Musisz zrozumieć, że życie w domu nieustannie wymaga jakiejś pracy. Nieszczelny dach, zatkany zlew, wypalona latarnia i inne elementy będą wymagały umiejętności lub rzemieślnika gotowego do pomocy w każdej chwili. Obecny będzie stały, a jego koszt będzie znaczny.

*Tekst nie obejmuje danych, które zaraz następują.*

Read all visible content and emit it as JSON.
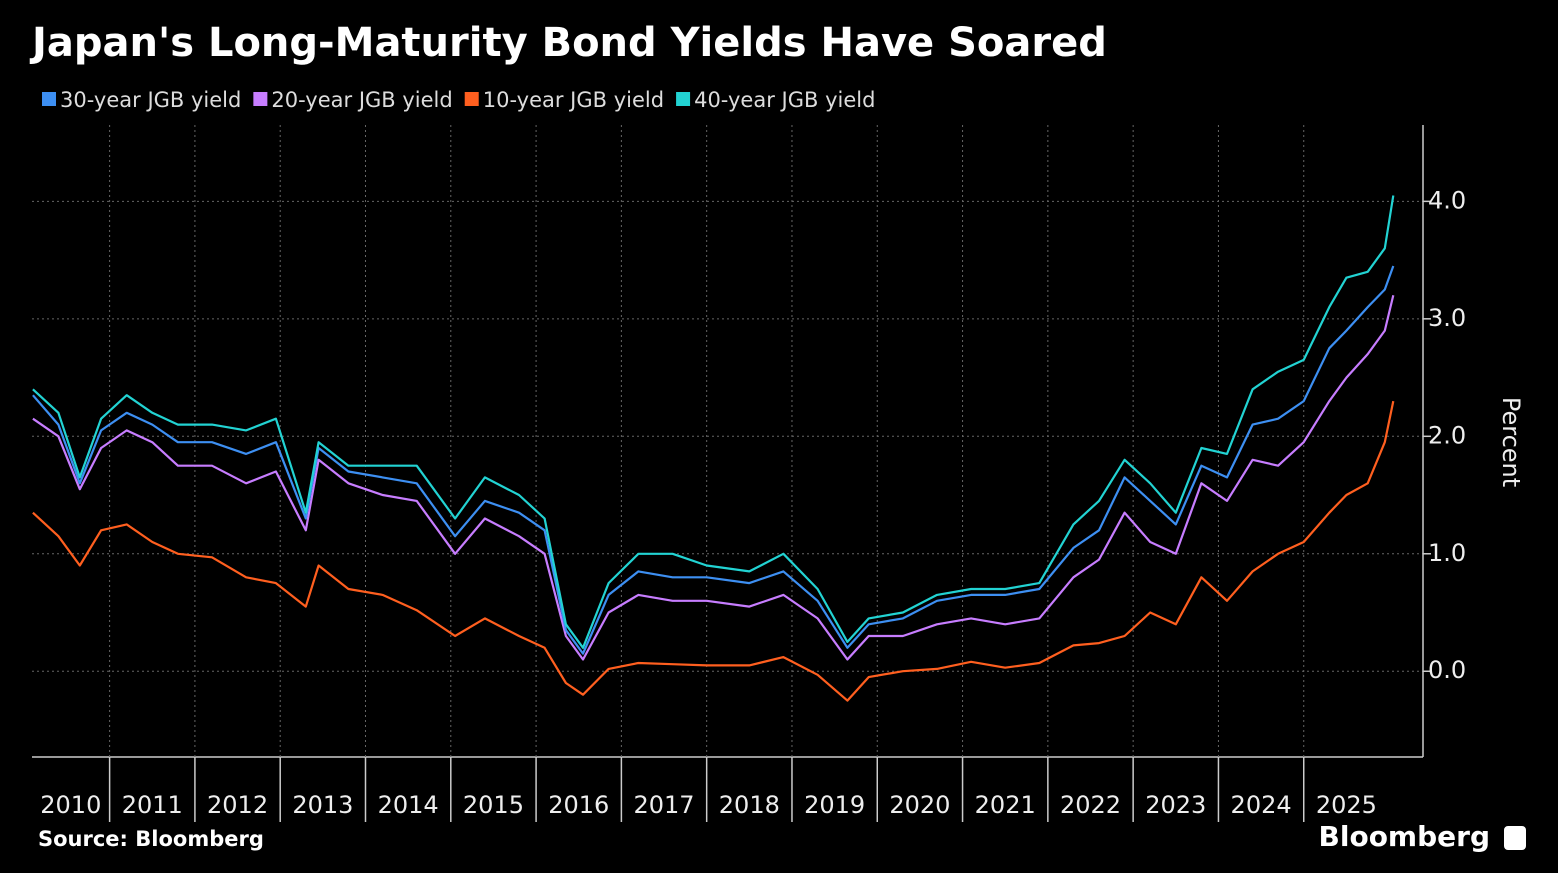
{
  "chart_data": {
    "type": "line",
    "title": "Japan's Long-Maturity Bond Yields Have Soared",
    "y_label": "Percent",
    "source": "Source: Bloomberg",
    "brand": "Bloomberg",
    "grid": true,
    "legend_position": "top-left",
    "x": [
      2010.1,
      2010.4,
      2010.65,
      2010.9,
      2011.2,
      2011.5,
      2011.8,
      2012.2,
      2012.6,
      2012.95,
      2013.3,
      2013.45,
      2013.8,
      2014.2,
      2014.6,
      2015.05,
      2015.4,
      2015.8,
      2016.1,
      2016.35,
      2016.55,
      2016.85,
      2017.2,
      2017.6,
      2018.0,
      2018.5,
      2018.9,
      2019.3,
      2019.65,
      2019.9,
      2020.3,
      2020.7,
      2021.1,
      2021.5,
      2021.9,
      2022.3,
      2022.6,
      2022.9,
      2023.2,
      2023.5,
      2023.8,
      2024.1,
      2024.4,
      2024.7,
      2025.0,
      2025.3,
      2025.5,
      2025.75,
      2025.95,
      2026.05
    ],
    "xlim": [
      2010.09,
      2026.07
    ],
    "xticks": [
      2010,
      2011,
      2012,
      2013,
      2014,
      2015,
      2016,
      2017,
      2018,
      2019,
      2020,
      2021,
      2022,
      2023,
      2024,
      2025
    ],
    "ylim": [
      -0.73,
      4.65
    ],
    "yticks": [
      {
        "value": 0,
        "label": "0.0"
      },
      {
        "value": 1,
        "label": "1.0"
      },
      {
        "value": 2,
        "label": "2.0"
      },
      {
        "value": 3,
        "label": "3.0"
      },
      {
        "value": 4,
        "label": "4.0"
      }
    ],
    "series": [
      {
        "name": "30-year JGB yield",
        "color": "#3d8ff2",
        "values": [
          2.35,
          2.1,
          1.6,
          2.05,
          2.2,
          2.1,
          1.95,
          1.95,
          1.85,
          1.95,
          1.3,
          1.9,
          1.7,
          1.65,
          1.6,
          1.15,
          1.45,
          1.35,
          1.2,
          0.35,
          0.15,
          0.65,
          0.85,
          0.8,
          0.8,
          0.75,
          0.85,
          0.6,
          0.2,
          0.4,
          0.45,
          0.6,
          0.65,
          0.65,
          0.7,
          1.05,
          1.2,
          1.65,
          1.45,
          1.25,
          1.75,
          1.65,
          2.1,
          2.15,
          2.3,
          2.75,
          2.9,
          3.1,
          3.25,
          3.45
        ]
      },
      {
        "name": "20-year JGB yield",
        "color": "#c77dff",
        "values": [
          2.15,
          2.0,
          1.55,
          1.9,
          2.05,
          1.95,
          1.75,
          1.75,
          1.6,
          1.7,
          1.2,
          1.8,
          1.6,
          1.5,
          1.45,
          1.0,
          1.3,
          1.15,
          1.0,
          0.3,
          0.1,
          0.5,
          0.65,
          0.6,
          0.6,
          0.55,
          0.65,
          0.45,
          0.1,
          0.3,
          0.3,
          0.4,
          0.45,
          0.4,
          0.45,
          0.8,
          0.95,
          1.35,
          1.1,
          1.0,
          1.6,
          1.45,
          1.8,
          1.75,
          1.95,
          2.3,
          2.5,
          2.7,
          2.9,
          3.2
        ]
      },
      {
        "name": "10-year JGB yield",
        "color": "#ff5f1f",
        "values": [
          1.35,
          1.15,
          0.9,
          1.2,
          1.25,
          1.1,
          1.0,
          0.97,
          0.8,
          0.75,
          0.55,
          0.9,
          0.7,
          0.65,
          0.52,
          0.3,
          0.45,
          0.3,
          0.2,
          -0.1,
          -0.2,
          0.02,
          0.07,
          0.06,
          0.05,
          0.05,
          0.12,
          -0.03,
          -0.25,
          -0.05,
          0.0,
          0.02,
          0.08,
          0.03,
          0.07,
          0.22,
          0.24,
          0.3,
          0.5,
          0.4,
          0.8,
          0.6,
          0.85,
          1.0,
          1.1,
          1.35,
          1.5,
          1.6,
          1.95,
          2.3
        ]
      },
      {
        "name": "40-year JGB yield",
        "color": "#22d3d3",
        "values": [
          2.4,
          2.2,
          1.65,
          2.15,
          2.35,
          2.2,
          2.1,
          2.1,
          2.05,
          2.15,
          1.35,
          1.95,
          1.75,
          1.75,
          1.75,
          1.3,
          1.65,
          1.5,
          1.3,
          0.4,
          0.2,
          0.75,
          1.0,
          1.0,
          0.9,
          0.85,
          1.0,
          0.7,
          0.25,
          0.45,
          0.5,
          0.65,
          0.7,
          0.7,
          0.75,
          1.25,
          1.45,
          1.8,
          1.6,
          1.35,
          1.9,
          1.85,
          2.4,
          2.55,
          2.65,
          3.1,
          3.35,
          3.4,
          3.6,
          4.05
        ]
      }
    ]
  }
}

Dziś w naszym regionie sprzedaje się dużo bardzo tanich mieszkań, ale wynika to z braku dobrych dróg w powiecie. Latem miejsce wydaje się bardzo przyjemne, ale po deszczu nie ma możliwości dojazdu do mieszkania. Sezon jesienno-wiosenny staje się dla mieszkańców koszmarem. I nikt nie jest zaangażowany w tworzenie warunków. Podczas przeprowadzki musisz upewnić się, że wszystko jest w porządku z drogą, nie ma większych problemów. Dowiedz się również, czy nie ma przerw w dostawie wody, elektryczności i innej infrastruktury. Musisz zrozumieć, że nawet dzisiejszy Internet nie jest wszędzie.

Dla siebie uznałem, że wszystkie trudności, jakie możesz napotkać, nie stanowią dla mnie problemu. Wszystkie można rozwiązać, byłoby pragnienie. A świeże powietrze jest tego warte. Ale po prostu chcę mieć dom bliżej miasta i mnie też by to nie skrzywdziło. Na razie tylko planuję przeprowadzkę, ale myślę, że niedługo mi się uda. Gdzie mieszkasz? Chciałbym wiedzieć, gdzie jest lepiej?